Nearly half (43%) of mortgage brokers felt that the FLS is having a positive impact – yet almost as many (41%) took the opposite view. Despite the Bank of England figures for November 2012 revealing £1bn extra mortgage lending by the major UK lenders in the first four months of the scheme compared to the same period in 2011, the results suggest brokers are divided over the extent to which the incentive is working to stimulate the market – highlighting the fact that, while there are more mortgages and prices have improved, supply is still tight.
When questioned about the anticipated impacts of the FLS, the most common expectation among brokers was a reduction in mortgage rates (77%). Just over half (51%) thought it will result in an increase in the availability of loans (51%), while slightly fewer (49%) predict more lending at higher loan to value (LTV) ratios. Industry figures suggest the FLS has begun to deliver on all three fronts, but the outcome will vary when measured by what individual brokers can source.
In a separate survey, IMLA members – representing more than 80% of lending in the intermediary sector – were unanimous in predicting an increase in high LTV lending at 85-89% and 90-94% during 2013. However, over half (57%) felt there would be no extra lending at 95-99% LTV, and less than one in five (14%) expected any increase in 100% LTV loans.

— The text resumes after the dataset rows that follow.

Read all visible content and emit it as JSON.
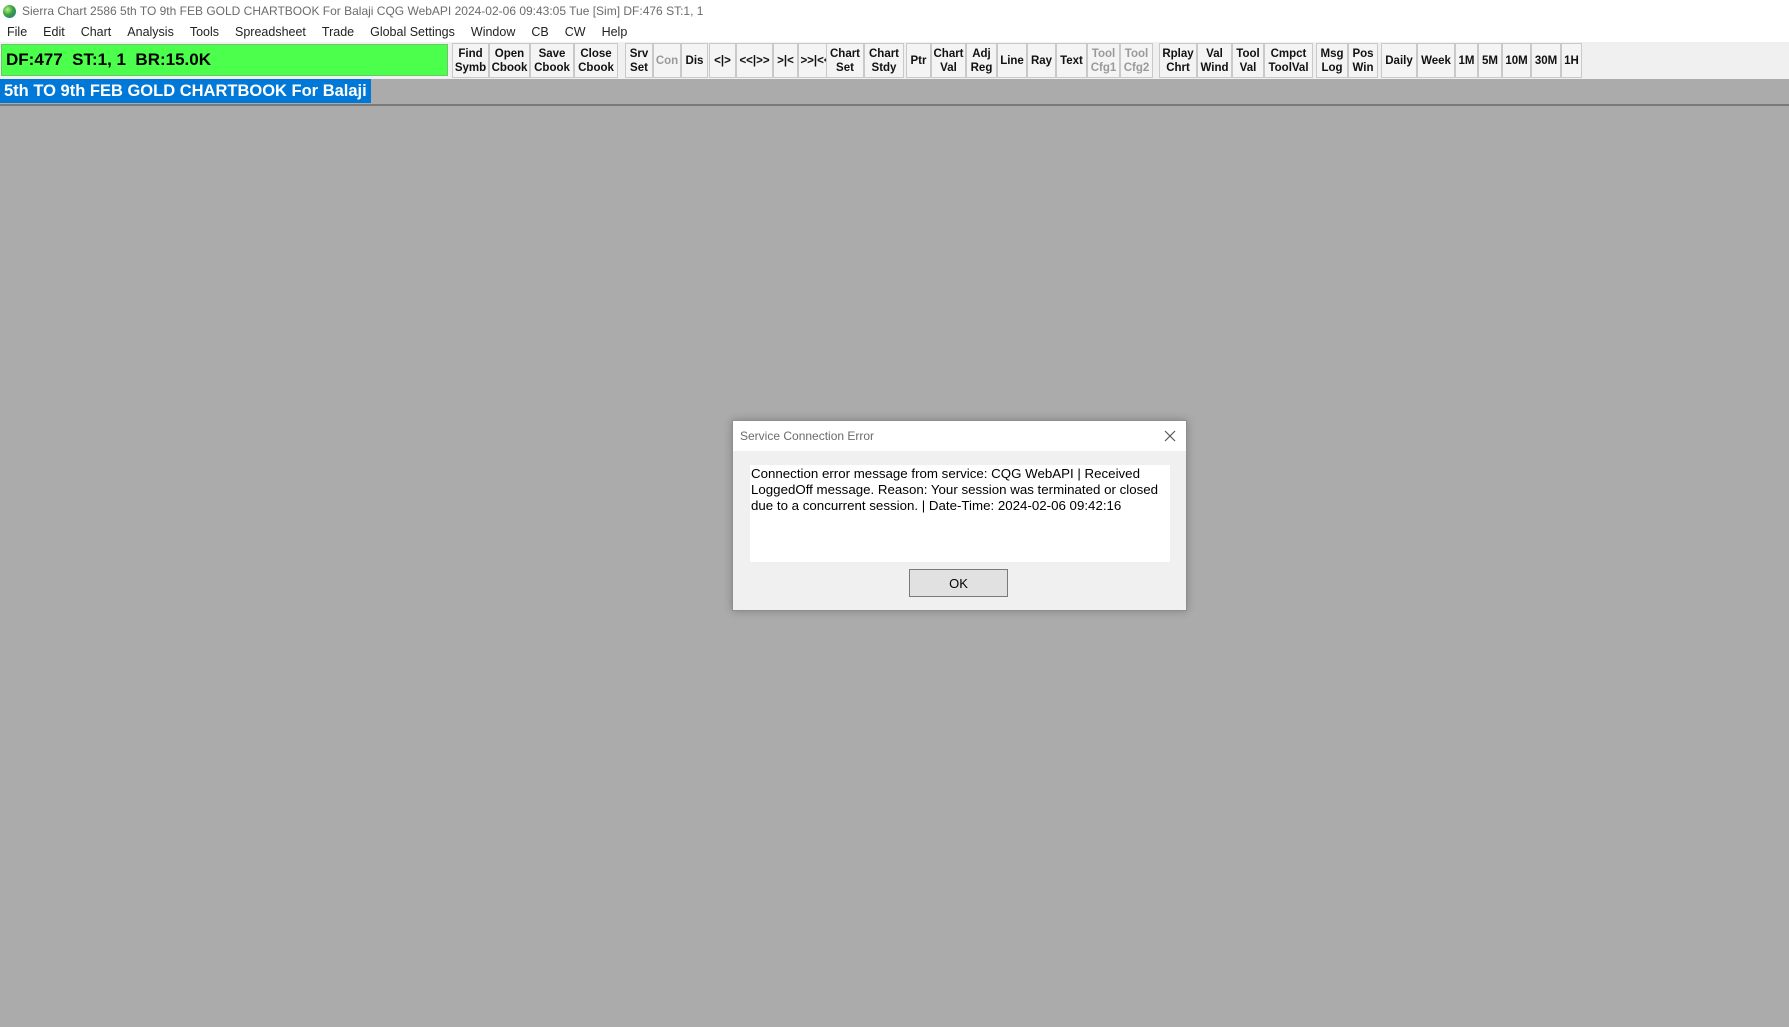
{
  "window": {
    "title": "Sierra Chart 2586 5th TO 9th FEB GOLD CHARTBOOK For Balaji CQG WebAPI 2024-02-06  09:43:05 Tue [Sim]  DF:476  ST:1, 1",
    "icon": "sierra-chart-globe-icon"
  },
  "menu": {
    "items": [
      "File",
      "Edit",
      "Chart",
      "Analysis",
      "Tools",
      "Spreadsheet",
      "Trade",
      "Global Settings",
      "Window",
      "CB",
      "CW",
      "Help"
    ]
  },
  "status": {
    "text": "DF:477  ST:1, 1  BR:15.0K",
    "color": "#4cff4c"
  },
  "toolbar": {
    "buttons": [
      {
        "label": "Find\nSymb",
        "enabled": true
      },
      {
        "label": "Open\nCbook",
        "enabled": true
      },
      {
        "label": "Save\nCbook",
        "enabled": true
      },
      {
        "label": "Close\nCbook",
        "enabled": true
      },
      {
        "label": "Srv\nSet",
        "enabled": true
      },
      {
        "label": "Con",
        "enabled": false
      },
      {
        "label": "Dis",
        "enabled": true
      },
      {
        "label": "<|>",
        "enabled": true
      },
      {
        "label": "<<|>>",
        "enabled": true
      },
      {
        "label": ">|<",
        "enabled": true
      },
      {
        "label": ">>|<<",
        "enabled": true
      },
      {
        "label": "Chart\nSet",
        "enabled": true
      },
      {
        "label": "Chart\nStdy",
        "enabled": true
      },
      {
        "label": "Ptr",
        "enabled": true
      },
      {
        "label": "Chart\nVal",
        "enabled": true
      },
      {
        "label": "Adj\nReg",
        "enabled": true
      },
      {
        "label": "Line",
        "enabled": true
      },
      {
        "label": "Ray",
        "enabled": true
      },
      {
        "label": "Text",
        "enabled": true
      },
      {
        "label": "Tool\nCfg1",
        "enabled": false
      },
      {
        "label": "Tool\nCfg2",
        "enabled": false
      },
      {
        "label": "Rplay\nChrt",
        "enabled": true
      },
      {
        "label": "Val\nWind",
        "enabled": true
      },
      {
        "label": "Tool\nVal",
        "enabled": true
      },
      {
        "label": "Cmpct\nToolVal",
        "enabled": true
      },
      {
        "label": "Msg\nLog",
        "enabled": true
      },
      {
        "label": "Pos\nWin",
        "enabled": true
      },
      {
        "label": "Daily",
        "enabled": true
      },
      {
        "label": "Week",
        "enabled": true
      },
      {
        "label": "1M",
        "enabled": true
      },
      {
        "label": "5M",
        "enabled": true
      },
      {
        "label": "10M",
        "enabled": true
      },
      {
        "label": "30M",
        "enabled": true
      },
      {
        "label": "1H",
        "enabled": true
      }
    ]
  },
  "chartbook_tab": {
    "label": "5th TO 9th FEB GOLD CHARTBOOK For Balaji",
    "color": "#0078d7"
  },
  "dialog": {
    "title": "Service Connection Error",
    "close_icon": "close-icon",
    "message": "Connection error message from service: CQG WebAPI | Received LoggedOff message. Reason: Your session was terminated or closed due to a concurrent session. | Date-Time: 2024-02-06  09:42:16",
    "ok_label": "OK"
  }
}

Peter Williams, Executive Director of IMLA, comments
“It is interesting to see the divergence of views among brokers on the impact of the FLS given the rather more healthy level of activity in the market. I am confident this is partly due to the scheme still being relatively new, and that more intermediaries will see its benefit as the year progresses. We will certainly be better placed to judge its merits as more of the potential £80bn pot makes its way from lenders to consumers. At the same time, IMLA accepts that brokers’ experiences will vary and FLS is only part of what is needed. IMLA will continue to work to see more mortgage funding becoming available.
“It is also important to remember that the scheme was designed to boost overall lending to households and businesses; and not explicitly to improve access to funding for those who were previously shut out. As expected, we have so far seen the FLS drive down pricing, with the most benefit enjoyed by people who already had access to funding, albeit at higher rates.
“In this respect, the scheme could certainly be targeted more effectively, and our expectation is that we will see more product innovation and higher LTV transactions emerging this year. There is an opportunity for lenders to explore this area of the market, but given the emphasis on affordability in the Mortgage Market Review (MMR), it is no bad thing that it has not triggered a rush to offer high LTV mortgages.”